#Disk

Question

In addition to this Avg rotational delay is also given as 8.3 ms.

I am confused when we access 8 consecutive track then how many time we should take rotational delay and seek time.

Answer 1

First calculate time to read the file of 128 KB $\rightarrow$ $\frac{2^{17}}{2^{20}}$ $\rightarrow$ $0.125 $ sec $\rightarrow$ $125$ ms.

A) As file is contiguous in first part, so in order to read 256 sectors, overhead will come only 1 time

Total time = T avg seek + T rotn delay + T transfer time $\rightarrow$ 8.3+20+125 ms $\rightarrow$ $153.3 ms$

B) When sectors are random, overhead will come for each sector, so

Total time = 256* (T avg seek + T rotn delay + T transfer time for 1 sector)

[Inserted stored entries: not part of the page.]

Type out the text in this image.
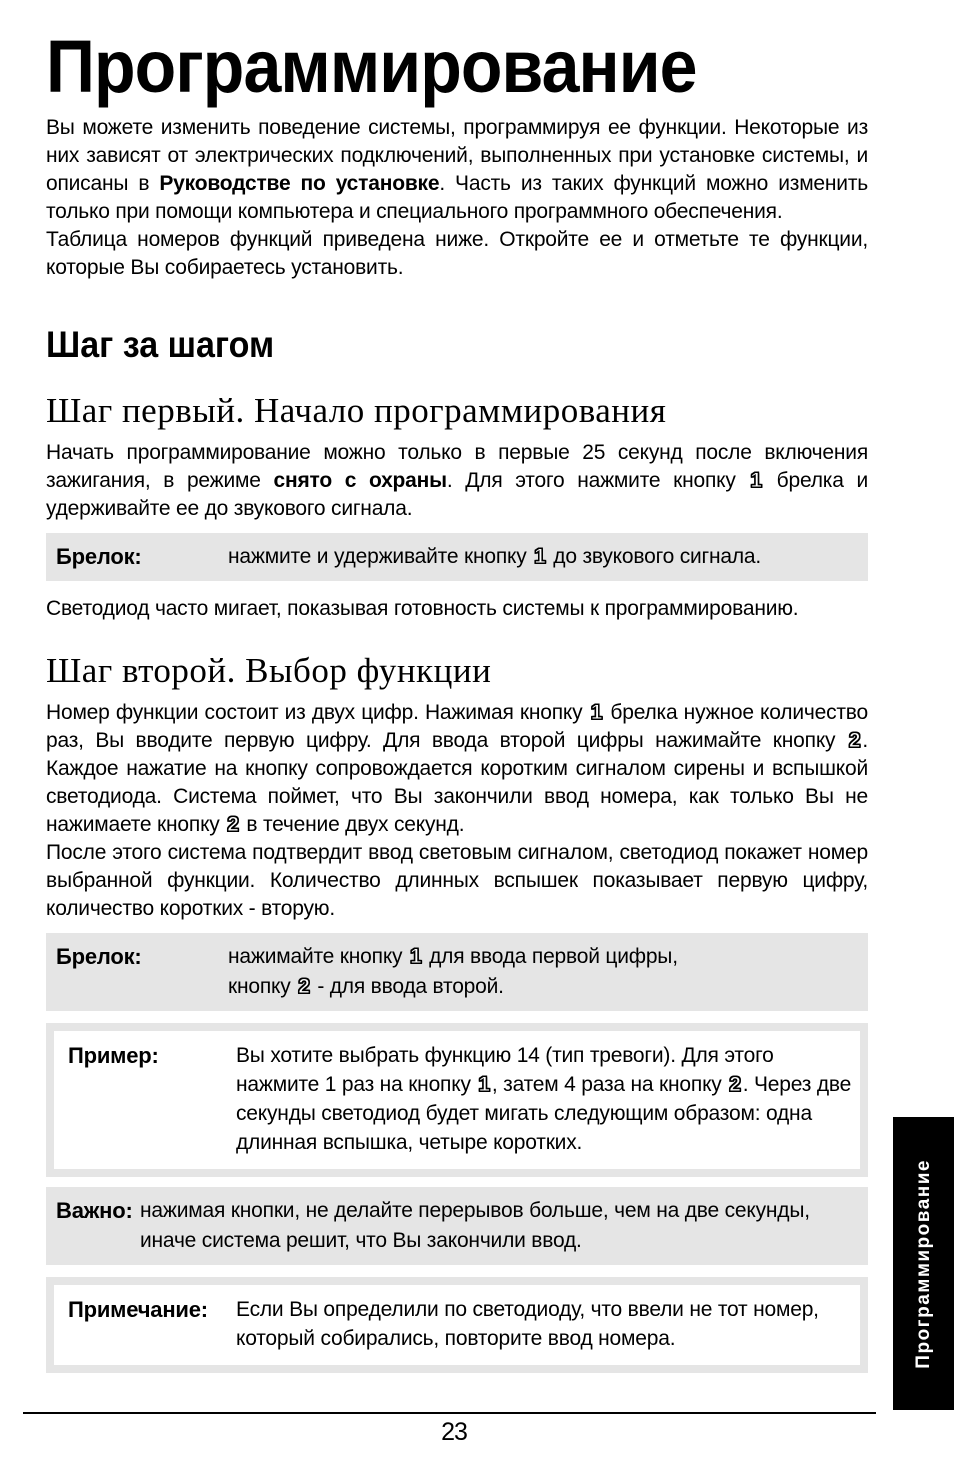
Программирование

Вы можете изменить поведение системы, программируя ее функции. Некоторые из них зависят от электрических подключений, выполненных при установке системы, и описаны в Руководстве по установке. Часть из таких функций можно изменить только при помощи компьютера и специального программного обеспечения.

Таблица номеров функций приведена ниже. Откройте ее и отметьте те функции, которые Вы собираетесь установить.

Шаг за шагом
Шаг первый. Начало программирования

Начать программирование можно только в первые 25 секунд после включения зажигания, в режиме снято с охраны. Для этого нажмите кнопку 1 брелка и удерживайте ее до звукового сигнала.

Брелок:	нажмите и удерживайте кнопку 1 до звукового сигнала.

Светодиод часто мигает, показывая готовность системы к программированию.

Шаг второй. Выбор функции

Номер функции состоит из двух цифр. Нажимая кнопку 1 брелка нужное количество раз, Вы вводите первую цифру. Для ввода второй цифры нажимайте кнопку 2. Каждое нажатие на кнопку сопровождается коротким сигналом сирены и вспышкой светодиода. Система поймет, что Вы закончили ввод номера, как только Вы не нажимаете кнопку 2 в течение двух секунд.

После этого система подтвердит ввод световым сигналом, светодиод покажет номер выбранной функции. Количество длинных вспышек показывает первую цифру, количество коротких - вторую.

Брелок:	нажимайте кнопку 1 для ввода первой цифры,
кнопку 2 - для ввода второй.
Пример:	Вы хотите выбрать функцию 14 (тип тревоги). Для этого нажмите 1 раз на кнопку 1, затем 4 раза на кнопку 2. Через две секунды светодиод будет мигать следующим образом: одна длинная вспышка, четыре коротких.
Важно: нажимая кнопки, не делайте перерывов больше, чем на две секунды, иначе система решит, что Вы закончили ввод.
Примечание:	Если Вы определили по светодиоду, что ввели не тот номер, который собирались, повторите ввод номера.	Программирование
23
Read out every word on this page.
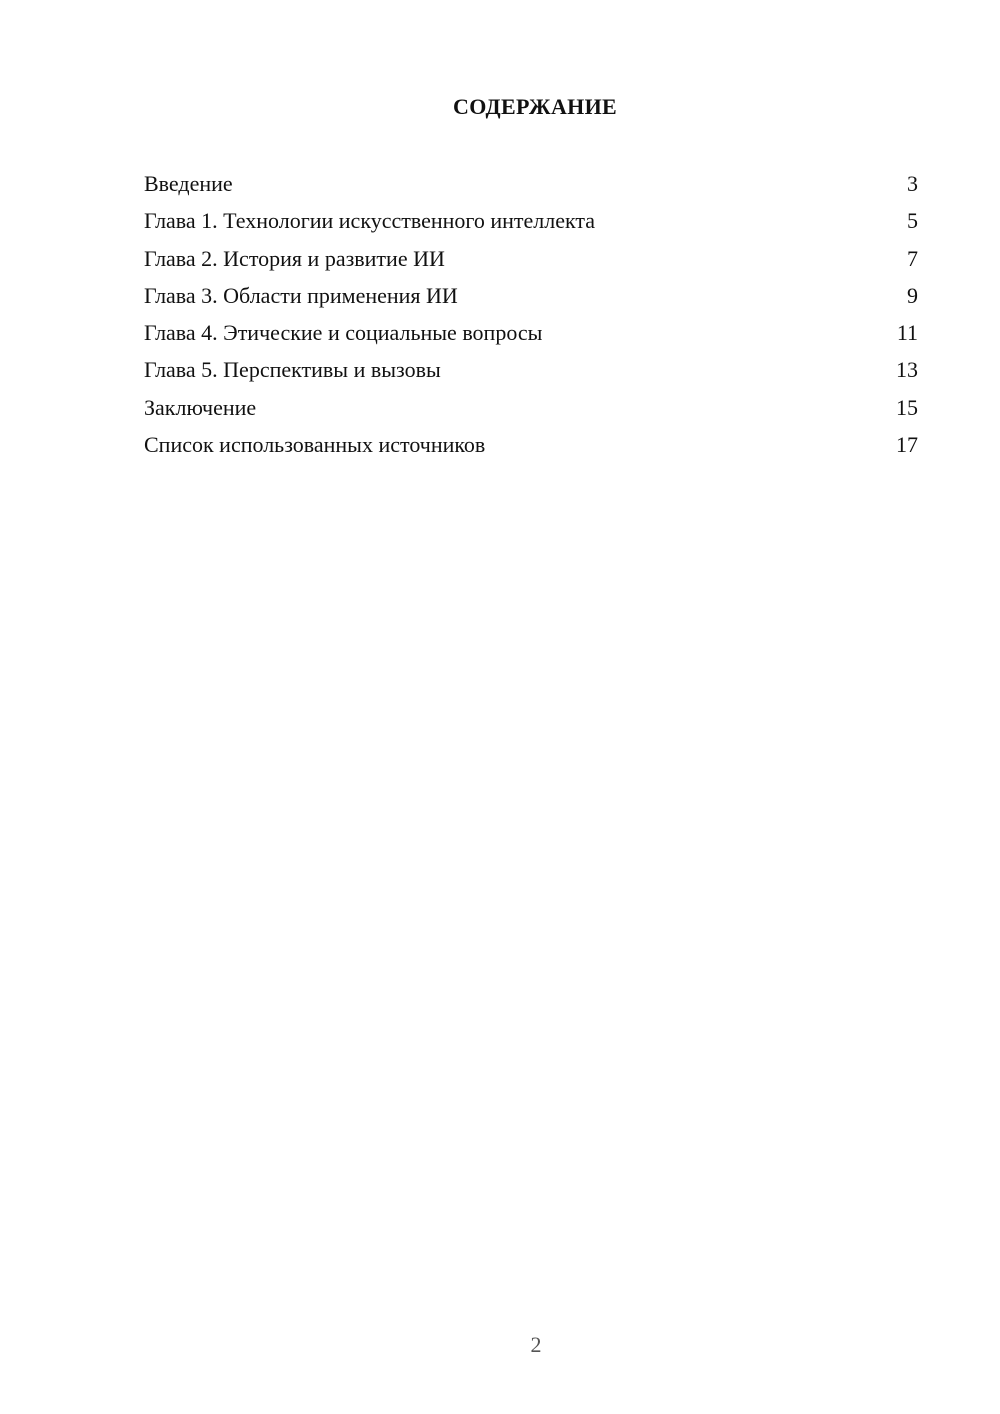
СОДЕРЖАНИЕ
Введение	3
Глава 1. Технологии искусственного интеллекта	5
Глава 2. История и развитие ИИ	7
Глава 3. Области применения ИИ	9
Глава 4. Этические и социальные вопросы	11
Глава 5. Перспективы и вызовы	13
Заключение	15
Список использованных источников	17
2
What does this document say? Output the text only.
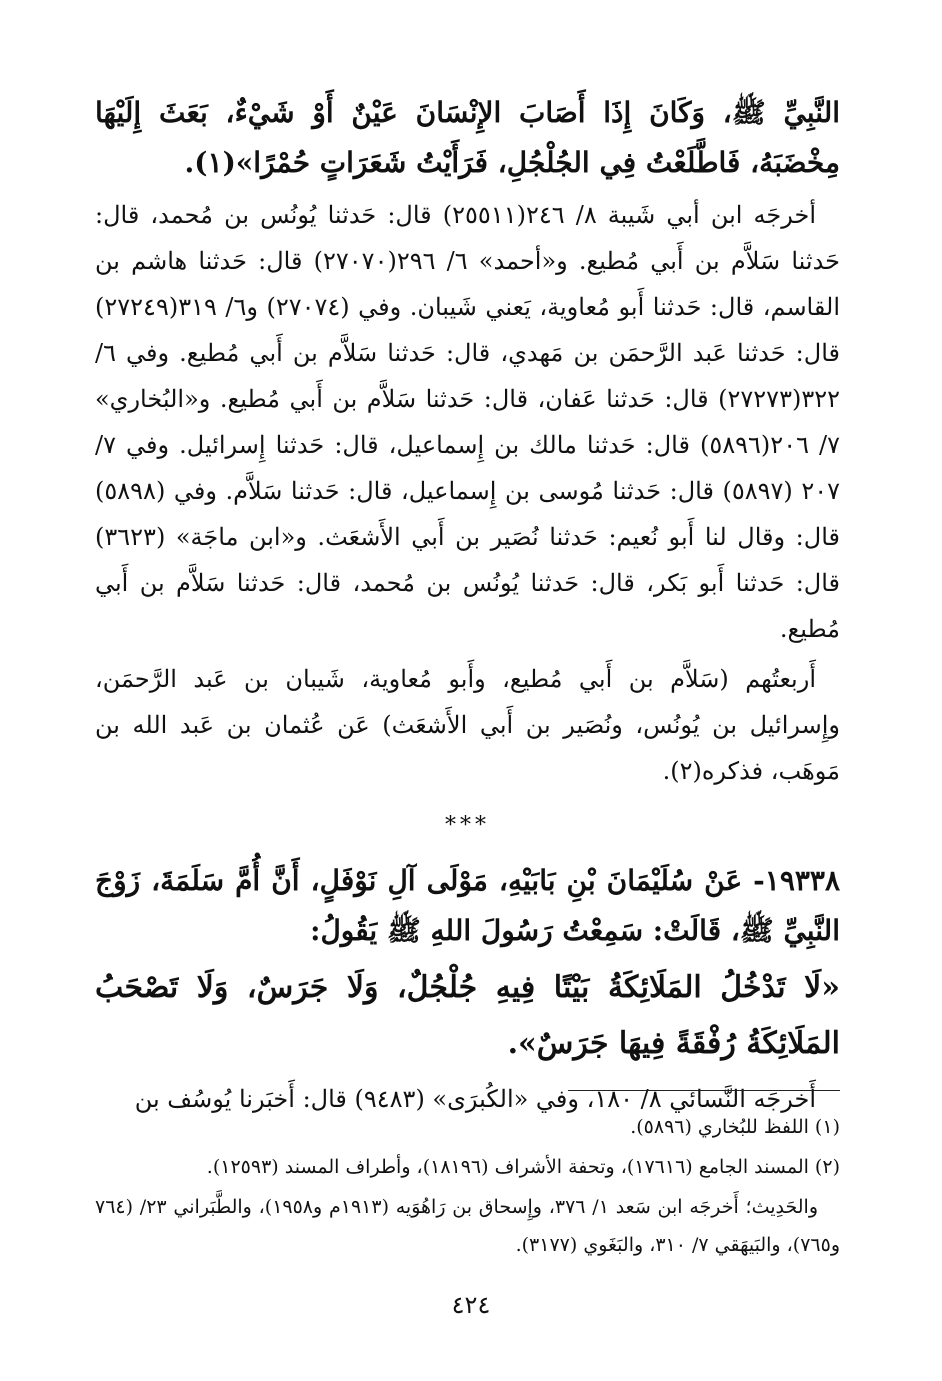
النَّبِيِّ ﷺ، وَكَانَ إِذَا أَصَابَ الإِنْسَانَ عَيْنٌ أَوْ شَيْءٌ، بَعَثَ إِلَيْهَا مِخْضَبَهُ، فَاطَّلَعْتُ فِي الجُلْجُلِ، فَرَأَيْتُ شَعَرَاتٍ حُمْرًا»(١).

أخرجَه ابن أبي شَيبة ٨/ ٢٤٦(٢٥٥١١) قال: حَدثنا يُونُس بن مُحمد، قال: حَدثنا سَلاَّم بن أَبي مُطيع. و«أحمد» ٦/ ٢٩٦(٢٧٠٧٠) قال: حَدثنا هاشم بن القاسم، قال: حَدثنا أَبو مُعاوية، يَعني شَيبان. وفي (٢٧٠٧٤) و٦/ ٣١٩(٢٧٢٤٩) قال: حَدثنا عَبد الرَّحمَن بن مَهدي، قال: حَدثنا سَلاَّم بن أَبي مُطيع. وفي ٦/ ٣٢٢(٢٧٢٧٣) قال: حَدثنا عَفان، قال: حَدثنا سَلاَّم بن أَبي مُطيع. و«البُخاري» ٧/ ٢٠٦(٥٨٩٦) قال: حَدثنا مالك بن إِسماعيل، قال: حَدثنا إِسرائيل. وفي ٧/ ٢٠٧ (٥٨٩٧) قال: حَدثنا مُوسى بن إِسماعيل، قال: حَدثنا سَلاَّم. وفي (٥٨٩٨) قال: وقال لنا أَبو نُعيم: حَدثنا نُصَير بن أَبي الأَشعَث. و«ابن ماجَة» (٣٦٢٣) قال: حَدثنا أَبو بَكر، قال: حَدثنا يُونُس بن مُحمد، قال: حَدثنا سَلاَّم بن أَبي مُطيع.

أَربعتُهم (سَلاَّم بن أَبي مُطيع، وأَبو مُعاوية، شَيبان بن عَبد الرَّحمَن، وإِسرائيل بن يُونُس، ونُصَير بن أَبي الأَشعَث) عَن عُثمان بن عَبد الله بن مَوهَب، فذكره(٢).

***

١٩٣٣٨- عَنْ سُلَيْمَانَ بْنِ بَابَيْهِ، مَوْلَى آلِ نَوْفَلٍ، أَنَّ أُمَّ سَلَمَةَ، زَوْجَ النَّبِيِّ ﷺ، قَالَتْ: سَمِعْتُ رَسُولَ اللهِ ﷺ يَقُولُ:

«لَا تَدْخُلُ المَلَائِكَةُ بَيْتًا فِيهِ جُلْجُلٌ، وَلَا جَرَسٌ، وَلَا تَصْحَبُ المَلَائِكَةُ رُفْقَةً فِيهَا جَرَسٌ».

أَخرجَه النَّسائي ٨/ ١٨٠، وفي «الكُبرَى» (٩٤٨٣) قال: أَخبَرنا يُوسُف بن

(١) اللفظ للبُخاري (٥٨٩٦).

(٢) المسند الجامع (١٧٦١٦)، وتحفة الأشراف (١٨١٩٦)، وأطراف المسند (١٢٥٩٣).

والحَدِيث؛ أَخرجَه ابن سَعد ١/ ٣٧٦، وإِسحاق بن رَاهُوَيه (١٩١٣م و١٩٥٨)، والطَّبَراني ٢٣/ (٧٦٤ و٧٦٥)، والبَيهَقي ٧/ ٣١٠، والبَغَوي (٣١٧٧).

٤٢٤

               $\rightarrow$ 256 * (T avg seek + T rotn delay) + T total transfer time

               $\rightarrow$ 256*(28.3) + 125 $\rightarrow$ $7369.8ms$

Comments

The transfer time you have taken is to read a file from a disk.

What about time to transfer data from the disk as transfer rate  is given as 1MB/S.

---

@Jatin saini By reading a file is same as transfer file from disk. which I have done in the first line ($2^{20}$) there is for 1 MBps transfer rate only.